It becomes clear from the perspective cross-sectional illustration in FIG. 2 that the guide tower 3 has a duct 17 which is oriented in the longitudinal extent of said guide tower and in which a line portion of at least one fluid line connected to the glass superstructure 4 is provided. The at least one fluid line ends in a hose connection which is assigned to it, but is not illustrated any further here, and which is arranged on a bottom-side region, facing away from the free end of the guide tower 3, of the rotary evaporator. Since a comparatively long line portion of the at least one fluid line is therefore led in the duct 17 of the guide tower 3, that line portion of this fluid line which is laid freely outside the guide tower 3 and is designed here as the hose line 14, 15 or 16 can be kept comparatively short. The risk of inadvertent entanglement in these freely laid hose lines 14, 15, 16 is consequently minimized. Since the at least one fluid line is led downward inside the guide tower 3, the connections of these fluid lines can be arranged on unmoved parts of the structure in the bottom-side region, facing away from the free end of the guide tower 3, of the rotary evaporator 1. In the rotary evaporator illustrated here, the connections of the fluid lines are arranged in the bottom plate of the appliance stand 2.

So that, for example, the fluid line leading to a vacuum pump and also the fluid lines provided as coolant inflow and outflow, and therefore a plurality of fluid lines, can be led in the duct 17 of the guide tower 3, there is provision whereby the line portions led in the duct are designed as hose lines 18, 19, 20. In this case, the hose lines 18, 19, 20 led in the duct 17 and serving as a line portion are also connected at their line portion end facing away from the bottom-side first hose connection to a second hose connection, likewise not illustrated here, which is arranged at the free end region of the guide tower 3.

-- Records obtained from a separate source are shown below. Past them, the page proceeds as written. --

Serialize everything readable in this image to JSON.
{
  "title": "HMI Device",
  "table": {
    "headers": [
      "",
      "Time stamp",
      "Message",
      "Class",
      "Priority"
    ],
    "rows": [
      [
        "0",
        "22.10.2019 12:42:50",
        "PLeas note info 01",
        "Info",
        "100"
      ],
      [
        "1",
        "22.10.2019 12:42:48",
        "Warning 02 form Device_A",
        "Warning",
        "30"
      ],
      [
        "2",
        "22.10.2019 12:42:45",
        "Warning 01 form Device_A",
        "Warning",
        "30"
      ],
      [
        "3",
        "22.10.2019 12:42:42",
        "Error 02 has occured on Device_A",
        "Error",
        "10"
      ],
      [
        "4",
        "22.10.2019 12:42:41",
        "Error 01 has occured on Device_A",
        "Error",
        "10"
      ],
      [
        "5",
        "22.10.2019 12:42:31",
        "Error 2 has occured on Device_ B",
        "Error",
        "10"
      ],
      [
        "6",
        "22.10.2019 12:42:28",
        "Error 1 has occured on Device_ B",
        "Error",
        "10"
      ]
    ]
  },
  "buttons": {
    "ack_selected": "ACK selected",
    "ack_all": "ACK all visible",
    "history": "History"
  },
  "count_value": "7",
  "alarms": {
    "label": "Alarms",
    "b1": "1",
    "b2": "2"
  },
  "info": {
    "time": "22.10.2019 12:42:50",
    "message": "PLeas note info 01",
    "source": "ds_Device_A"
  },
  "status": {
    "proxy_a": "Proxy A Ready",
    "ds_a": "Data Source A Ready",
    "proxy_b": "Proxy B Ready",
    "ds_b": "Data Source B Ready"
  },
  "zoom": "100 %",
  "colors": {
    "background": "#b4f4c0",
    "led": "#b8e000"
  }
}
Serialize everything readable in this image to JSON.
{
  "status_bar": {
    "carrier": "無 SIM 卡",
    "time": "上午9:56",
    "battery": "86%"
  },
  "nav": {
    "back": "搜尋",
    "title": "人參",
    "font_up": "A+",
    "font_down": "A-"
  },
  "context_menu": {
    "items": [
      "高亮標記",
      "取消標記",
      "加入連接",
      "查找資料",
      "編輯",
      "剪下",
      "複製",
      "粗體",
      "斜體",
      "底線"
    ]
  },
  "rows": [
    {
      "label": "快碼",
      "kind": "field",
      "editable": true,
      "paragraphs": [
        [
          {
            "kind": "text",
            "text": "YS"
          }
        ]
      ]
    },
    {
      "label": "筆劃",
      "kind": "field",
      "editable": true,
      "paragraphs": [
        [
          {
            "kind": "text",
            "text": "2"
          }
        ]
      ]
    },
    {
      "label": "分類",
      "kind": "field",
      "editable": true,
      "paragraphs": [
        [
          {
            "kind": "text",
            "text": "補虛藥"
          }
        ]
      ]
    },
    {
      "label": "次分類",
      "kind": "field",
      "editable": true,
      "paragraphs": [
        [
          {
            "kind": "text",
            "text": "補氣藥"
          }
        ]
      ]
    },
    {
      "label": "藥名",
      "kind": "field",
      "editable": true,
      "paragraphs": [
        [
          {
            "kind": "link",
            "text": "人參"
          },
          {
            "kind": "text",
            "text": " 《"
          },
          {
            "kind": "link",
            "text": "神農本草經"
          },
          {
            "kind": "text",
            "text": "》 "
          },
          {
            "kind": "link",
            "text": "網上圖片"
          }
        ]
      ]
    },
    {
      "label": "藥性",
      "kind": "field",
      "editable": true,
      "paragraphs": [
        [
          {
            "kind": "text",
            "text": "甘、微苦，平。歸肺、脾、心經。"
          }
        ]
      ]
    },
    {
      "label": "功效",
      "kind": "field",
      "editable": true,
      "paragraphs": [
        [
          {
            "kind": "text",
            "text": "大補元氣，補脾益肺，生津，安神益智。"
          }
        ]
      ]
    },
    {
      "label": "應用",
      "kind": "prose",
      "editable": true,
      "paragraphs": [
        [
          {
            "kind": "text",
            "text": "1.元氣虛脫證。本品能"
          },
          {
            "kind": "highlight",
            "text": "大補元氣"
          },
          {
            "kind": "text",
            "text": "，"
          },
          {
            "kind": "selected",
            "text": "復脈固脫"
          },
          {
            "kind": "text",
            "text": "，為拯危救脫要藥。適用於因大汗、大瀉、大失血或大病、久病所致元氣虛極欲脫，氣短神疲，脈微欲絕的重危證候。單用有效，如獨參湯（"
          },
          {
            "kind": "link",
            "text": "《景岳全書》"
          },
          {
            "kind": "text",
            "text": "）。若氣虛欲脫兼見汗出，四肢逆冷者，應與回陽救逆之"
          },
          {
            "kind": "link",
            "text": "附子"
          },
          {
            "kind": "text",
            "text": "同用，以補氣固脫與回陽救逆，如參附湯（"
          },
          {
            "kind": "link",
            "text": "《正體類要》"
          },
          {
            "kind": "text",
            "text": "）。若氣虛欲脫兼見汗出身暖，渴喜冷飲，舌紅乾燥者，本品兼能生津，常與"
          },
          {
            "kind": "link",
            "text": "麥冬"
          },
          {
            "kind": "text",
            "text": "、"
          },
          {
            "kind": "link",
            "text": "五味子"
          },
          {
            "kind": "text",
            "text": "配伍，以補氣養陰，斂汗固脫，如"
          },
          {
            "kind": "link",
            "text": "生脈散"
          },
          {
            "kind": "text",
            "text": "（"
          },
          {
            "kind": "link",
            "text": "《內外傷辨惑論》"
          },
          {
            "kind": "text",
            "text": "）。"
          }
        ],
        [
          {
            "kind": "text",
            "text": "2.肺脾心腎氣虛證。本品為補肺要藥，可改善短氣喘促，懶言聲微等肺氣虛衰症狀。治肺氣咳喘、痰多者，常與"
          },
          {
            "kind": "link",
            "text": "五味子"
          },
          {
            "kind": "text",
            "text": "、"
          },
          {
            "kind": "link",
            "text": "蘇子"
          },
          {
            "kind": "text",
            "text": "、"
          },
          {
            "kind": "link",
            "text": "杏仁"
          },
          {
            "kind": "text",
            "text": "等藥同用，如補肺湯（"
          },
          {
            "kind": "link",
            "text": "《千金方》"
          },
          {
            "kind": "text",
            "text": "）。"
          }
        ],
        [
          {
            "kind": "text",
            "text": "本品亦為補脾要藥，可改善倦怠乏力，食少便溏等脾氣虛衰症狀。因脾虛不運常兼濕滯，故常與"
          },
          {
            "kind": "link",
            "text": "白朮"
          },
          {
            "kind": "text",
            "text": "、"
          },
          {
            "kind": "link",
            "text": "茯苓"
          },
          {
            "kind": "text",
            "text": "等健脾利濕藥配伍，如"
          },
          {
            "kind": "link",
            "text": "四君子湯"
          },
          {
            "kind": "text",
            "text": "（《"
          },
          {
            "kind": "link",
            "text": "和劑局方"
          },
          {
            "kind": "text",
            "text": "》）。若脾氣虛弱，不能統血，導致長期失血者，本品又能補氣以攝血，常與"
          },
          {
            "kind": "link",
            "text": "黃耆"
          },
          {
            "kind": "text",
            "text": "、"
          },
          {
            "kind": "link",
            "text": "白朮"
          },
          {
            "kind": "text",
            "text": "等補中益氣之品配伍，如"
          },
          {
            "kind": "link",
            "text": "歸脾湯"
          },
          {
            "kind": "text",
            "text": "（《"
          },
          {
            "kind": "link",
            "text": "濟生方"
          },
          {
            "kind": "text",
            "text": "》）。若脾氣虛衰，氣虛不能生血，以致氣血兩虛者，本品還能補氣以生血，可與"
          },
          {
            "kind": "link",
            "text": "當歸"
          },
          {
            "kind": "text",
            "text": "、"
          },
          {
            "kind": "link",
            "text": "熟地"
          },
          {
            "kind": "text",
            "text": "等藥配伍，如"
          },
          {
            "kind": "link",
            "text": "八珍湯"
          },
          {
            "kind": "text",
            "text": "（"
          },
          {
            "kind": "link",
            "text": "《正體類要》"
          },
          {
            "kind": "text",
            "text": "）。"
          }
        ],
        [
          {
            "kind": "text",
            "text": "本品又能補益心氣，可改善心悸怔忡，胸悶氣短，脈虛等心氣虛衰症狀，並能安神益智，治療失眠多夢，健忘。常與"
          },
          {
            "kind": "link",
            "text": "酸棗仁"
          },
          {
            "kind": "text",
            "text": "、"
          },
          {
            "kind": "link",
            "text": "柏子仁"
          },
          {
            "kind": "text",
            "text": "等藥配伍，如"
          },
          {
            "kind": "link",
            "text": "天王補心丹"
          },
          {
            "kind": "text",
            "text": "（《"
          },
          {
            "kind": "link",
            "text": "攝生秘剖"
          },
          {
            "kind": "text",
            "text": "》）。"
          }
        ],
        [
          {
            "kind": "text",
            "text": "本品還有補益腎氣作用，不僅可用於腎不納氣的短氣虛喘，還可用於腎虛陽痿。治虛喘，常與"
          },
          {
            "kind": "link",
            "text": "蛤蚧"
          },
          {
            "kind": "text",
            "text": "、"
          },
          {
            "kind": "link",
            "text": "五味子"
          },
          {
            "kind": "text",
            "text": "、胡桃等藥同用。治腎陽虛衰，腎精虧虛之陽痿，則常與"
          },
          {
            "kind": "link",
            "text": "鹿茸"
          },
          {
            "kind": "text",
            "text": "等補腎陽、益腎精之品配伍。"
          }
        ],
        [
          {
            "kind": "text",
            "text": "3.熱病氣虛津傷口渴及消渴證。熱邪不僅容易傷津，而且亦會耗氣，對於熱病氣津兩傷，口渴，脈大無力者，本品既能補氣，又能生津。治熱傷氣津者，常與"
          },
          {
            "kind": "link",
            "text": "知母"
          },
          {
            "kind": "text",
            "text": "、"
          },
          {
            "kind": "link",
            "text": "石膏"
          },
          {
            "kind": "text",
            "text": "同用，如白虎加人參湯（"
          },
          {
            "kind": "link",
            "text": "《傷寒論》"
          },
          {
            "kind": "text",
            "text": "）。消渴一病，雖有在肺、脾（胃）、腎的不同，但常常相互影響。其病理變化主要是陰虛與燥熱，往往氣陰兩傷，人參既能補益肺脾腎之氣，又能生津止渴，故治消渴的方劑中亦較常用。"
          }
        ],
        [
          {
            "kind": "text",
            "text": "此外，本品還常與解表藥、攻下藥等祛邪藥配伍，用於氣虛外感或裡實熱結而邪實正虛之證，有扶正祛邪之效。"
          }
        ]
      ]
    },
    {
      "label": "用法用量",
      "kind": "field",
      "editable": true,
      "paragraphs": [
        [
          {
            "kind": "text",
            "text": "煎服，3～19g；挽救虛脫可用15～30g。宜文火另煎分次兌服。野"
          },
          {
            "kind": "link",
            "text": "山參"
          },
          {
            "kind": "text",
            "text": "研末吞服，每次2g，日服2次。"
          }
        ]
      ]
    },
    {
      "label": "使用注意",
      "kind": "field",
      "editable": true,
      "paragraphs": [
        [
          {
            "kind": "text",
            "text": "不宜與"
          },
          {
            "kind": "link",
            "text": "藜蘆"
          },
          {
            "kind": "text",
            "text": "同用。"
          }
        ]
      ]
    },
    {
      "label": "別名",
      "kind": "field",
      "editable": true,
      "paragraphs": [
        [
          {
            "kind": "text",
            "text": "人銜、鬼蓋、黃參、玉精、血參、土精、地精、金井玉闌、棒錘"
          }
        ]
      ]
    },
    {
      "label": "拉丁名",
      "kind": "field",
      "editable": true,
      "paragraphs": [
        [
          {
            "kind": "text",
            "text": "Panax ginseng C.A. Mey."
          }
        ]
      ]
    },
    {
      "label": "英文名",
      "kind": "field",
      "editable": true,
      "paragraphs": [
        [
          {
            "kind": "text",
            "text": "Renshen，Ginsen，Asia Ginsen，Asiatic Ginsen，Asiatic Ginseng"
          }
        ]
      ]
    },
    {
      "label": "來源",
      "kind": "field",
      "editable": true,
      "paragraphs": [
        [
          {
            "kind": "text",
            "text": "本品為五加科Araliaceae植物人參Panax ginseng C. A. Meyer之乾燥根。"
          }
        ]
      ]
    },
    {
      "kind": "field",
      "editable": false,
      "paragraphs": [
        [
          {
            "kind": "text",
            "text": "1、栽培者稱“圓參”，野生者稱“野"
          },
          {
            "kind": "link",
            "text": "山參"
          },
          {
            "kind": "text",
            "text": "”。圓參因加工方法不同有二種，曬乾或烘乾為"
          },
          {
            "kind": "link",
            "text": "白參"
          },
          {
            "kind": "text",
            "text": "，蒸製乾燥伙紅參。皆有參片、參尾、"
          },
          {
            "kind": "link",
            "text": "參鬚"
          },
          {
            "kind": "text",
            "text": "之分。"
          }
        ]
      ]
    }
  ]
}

So that the glass superstructure 4 can be moved in the vertical direction, and so that its evaporation vessel 5 can be lowered into the temperature control vessel 10 and also raised out of the temperature control vessel 10 again, the glass superstructure is held on a holding device designed as a carriage or having a carriage 21. The carriage 21 can be moved laterally on the guide tower 3. Since the guide tower 3 therefore remains unmoved, the parts moved when the evaporation vessel 5 is being raised and lowered can be minimized.

The guide tower 3 is formed from at least two profile portions 22, 23 which are connected to one another preferably releasably in a parting position oriented in the longitudinal extent of the guide tower 3. In this case, the guide tower 3 has a profile portion 22 designed as a hollow profile, at least one hollow profile inner space of which forms the duct 17 of the guide tower 3. The profile portions 22, 23 of the guide tower 3 delimit a cavity 24 which is designed to be open at a guide slot 25 oriented in the vertical direction. The guide slot 25 is arranged, in the parting position, between the profile portions 22, 23 and is delimited by the adjacent narrow margins 26, 27 of these profile portions 22, 23. The carriage guide 28 assigned to the carriage 21 is provided in the cavity 24. This carriage guide 28 has two guide bars 29, 30 of round cross section which are spaced apart from one another transversely to the direction of guidance and which are surrounded by guide holes 31, 32 in the carriage 21.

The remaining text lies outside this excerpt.